Extracting phone number information - Cloud

Talend Cloud Data Preparation User Guide

author
Talend Documentation Team
EnrichVersion
Cloud
EnrichProdName
Talend Cloud
task
Data Quality and Preparation > Cleansing data
EnrichPlatform
Talend Data Preparation

You can use the Extract phone number information function to extract new types of information about phone numbers into several new columns.

This function is able to extract information about the phone type, the country, the region, the geographic area, the carrier name and the timezone. However, the behaviour of the function depends on the semantic type of the column containing the phone number data:

  • If the semantic type corresponds to either US Phone, UK Phone, DE Phone or FR Phone, you can simply select which fields you want to output and apply the function.
  • If the column contains numbers from different countries, with different formats, and the matching semantic type is the more generic Phone number, you will need to do some formatting before being able to use the Extract phone number information function. This is a necessary step because numbers that are not standardized often have a structure that corresponds to several country, making it impossible to uniquely determine the country.

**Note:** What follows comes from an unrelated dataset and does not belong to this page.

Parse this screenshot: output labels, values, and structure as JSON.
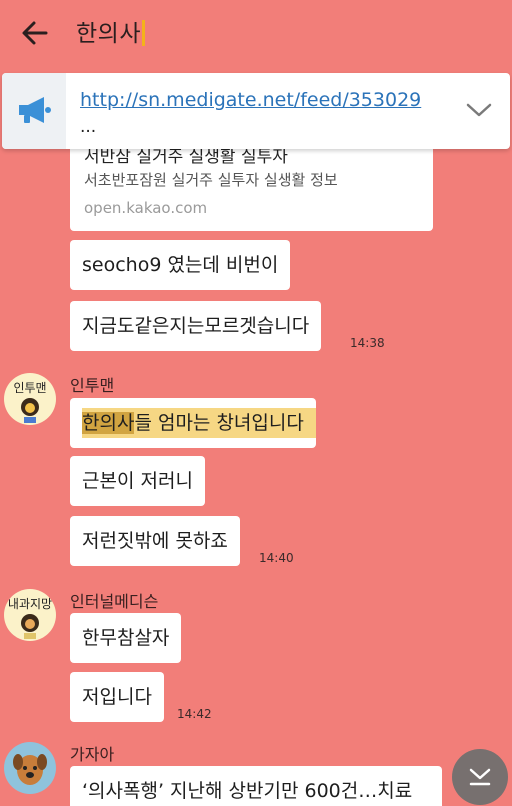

Let's take the example of a dataset containing basic customer information, such as names countries and phone numbers from clients all over the world. Your goal with this preparation is to work on phone numbers to only keep customers who gave their mobile phone number as contact information. The Extract phone number information could display this information about the phone type, but because the numbers are in various formats, you cannot apply the function just yet. You are first going to perform a formatting operation on the phone column, using the information of the country column, to add an international prefix to your numbers. Talend Data Preparation will then be able to extract the information of your phone numbers, that are in an harmonized format, and that also contain an information about their respective countries.

Procedure

  1. Click the header of the phone column to select its content.
  2. In the functions panel, select the Format phone numbers function, apply it using the information from the country column and set the output to the International format.

    The phone number are now in a single format, with the international code as prefix. It is now possible to uniquely identify the country from the phone number and extract the additional information.

    For more information on how to use the Format phone numbers function with another column, see Formatting phone numbers.

  3. In the functions panel, type Extract phone number information and click the result to open the options for the associated function.
  4. Click the check box corresponding to the different categories of information that you want to extract.

    Each category is exported to a new column. For this example, leave the Phone number region check box unselected because the dataset already contains information about the region, in the form of country codes.

  5. In the Language drop-down list, select the language in which you want the information to be output, English in this example.
  6. Click Submit.

Results

After a quick formatting step, the columns containing the various information extracted from the phone numbers, have been created. The information is extracted by the Google phone library. You can now easily identify which numbers are from a fixed line or from a mobile and continue your preparation.

Rows that were empty or invalid, will generate empty cells after the function has been applied.